明昉搖了搖頭,她不過是舉手之勞。方才聽完孟清月的講述,再觀察謝于荛的神态,明昉大抵可以推斷出這半瘋的女子以前的經曆,她是個深情的可憐人,明昉生了恻隐憐憫之心。
“你相信我們了?”見謝于荛這一連串的動作,玉如意微微皺眉,問了一句。
謝于荛循聲望向他,卻并沒有回答,隻是晃着身子一步一步帶着五人向後院走去。
事已至此,她如何還能不信?黃禅老人的徒弟先是發了毒誓,又同她詳細說了那日在東山府發生的事,縱使她已瘋魔許久,也能斷定他話裏那事就是張自叢一貫的作風。她這位大師兄啊,遇事都會自己抗下來的,他永遠都希望她能好好的快快樂樂的活着。
即便他不在了。
謝于荛嘴角勾起一個苦笑,這又怎麽可能呢?沒有他,她的後半生有什麽意義?
一行人穿過長廊,走到了後院。
鏡莊的後院很清雅,院裏種着兩棵海棠樹,現下已有不少花苞綻放開了,幽幽香氣彌漫在空氣中,舒爽又不濃烈,鑽入人的鼻腔,能緩解多日的疲憊。
孟清月盯了那樹冠一瞬,停下了腳步,沒跟着謝于荛進屋。
明昉和玉如意也停下,站在孟清月的身側,等着謝于荛将靈位拿出來。
這是一座承載着張自叢與謝于荛愛情的小院,那屋裏是一對相愛的年輕夫妻的居所,不應該被他們這些外來者踏入打擾,這是他們五個人的不約而同的想法。
殷羅與池夜默契地并肩站在進院的門口,殷羅将适才謝于荛給她的解藥瓶遞給了池夜,問道:“你知道八年前東山府那場閩南花蟲霧的來頭嗎?”
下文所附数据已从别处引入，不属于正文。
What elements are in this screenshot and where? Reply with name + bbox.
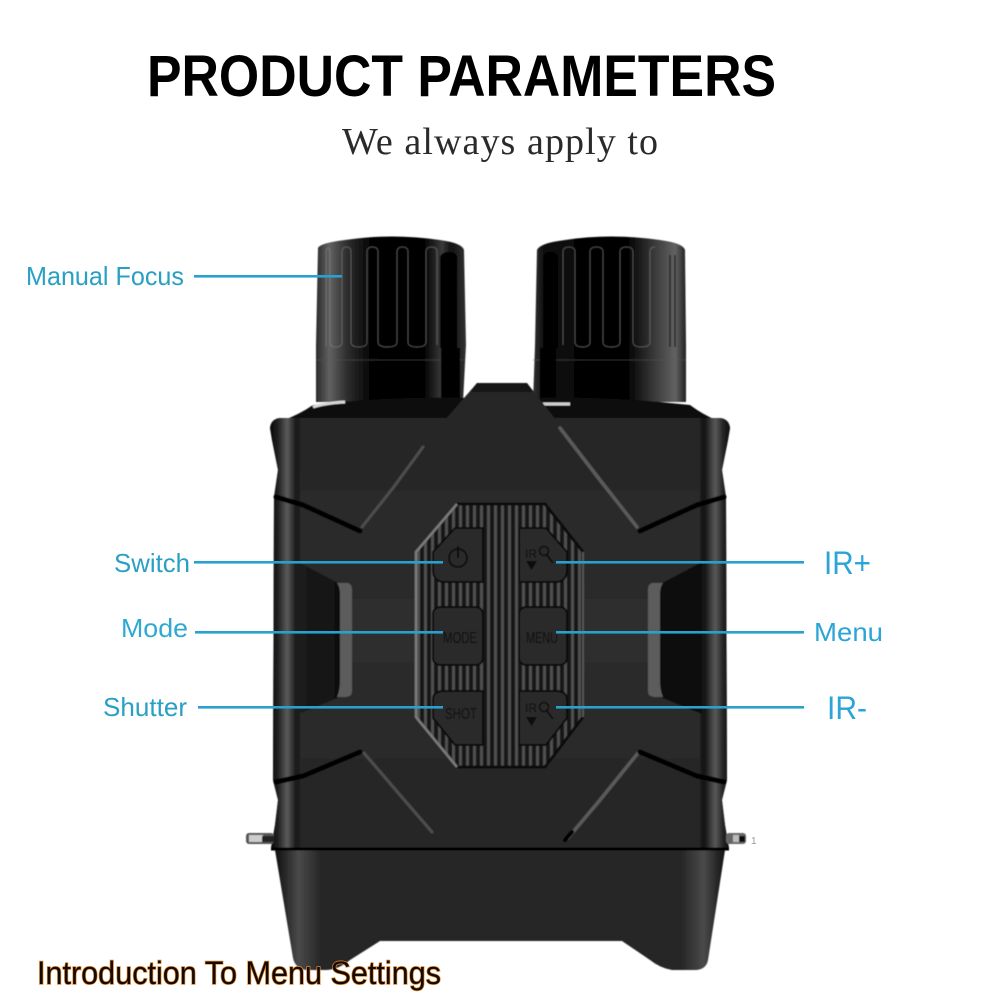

池夜接過小瓶,朝她解釋着:“有古籍記載,在閩南深山藥遊民中流傳着一種秘術,跟湘西聞家養蠱差别不大,隻是要比湘西的蠱陰險的多……施術者首先要等到有霧的天氣,将微小的花蟲放飛,那些小蟲身形透明發白,混在霧裏也看不出來,再讓目标喝下特質的花酒,嗅覺靈敏的花蟲便會自己飛到飲酒者的身上,一口咬住飲酒者的經脈,令其中毒。中毒的人一炷香内渾身的筋骨被毒素侵入變軟,直到……化爲血水。”
殷羅垂眼,心道:這玩意還真是古怪邪門。
進屋取靈位的謝于荛此刻也走出了房門,除去她手中拿着的那黃禅老人的靈位,她懷裏還抱着一個黃梨花木精雕的靈位,上面寫着張自叢的名字,是謝于荛在得知張自叢死訊之後親手刻的,她将黃禅老人靈位還給了孟清月,對他道謝:“多謝你告知我當年真相。”
孟清月拱手,恭敬地接過靈位,回着:“張夫人節哀。”
乍然聽見“張夫人”這個稱呼時,謝于荛怔了神,不過她很快就緩過來了,朝着孟清月颔首又道歉,“抱歉,奪走你師父的靈位。”
殷羅和池夜走到她身側,謝于荛神色已恢複正常,沒有半分瘋魔的模樣。
池夜問:“張夫人,可否告知我們,那日你去攢英宴可是受人……指點?”他這話問的委婉,但謝于荛很快就明白了他的意思。
她雙眼無神,望向池夜,想了想,伸手自腰間取出一樣東西……
“行王令?”看清那東西的第一瞬,玉如意驚呼出聲。
沒錯,躺在謝于荛掌中的,正是一塊與殷羅他們在林城所見到的别無二緻的行王令!
明昉走近一步,仔細辨認着那行王令,她似乎想到什麽一樣皺眉,“皇叔他……爲什麽要……”她後半句話沒有說完,可在場的幾人都明白她的意思。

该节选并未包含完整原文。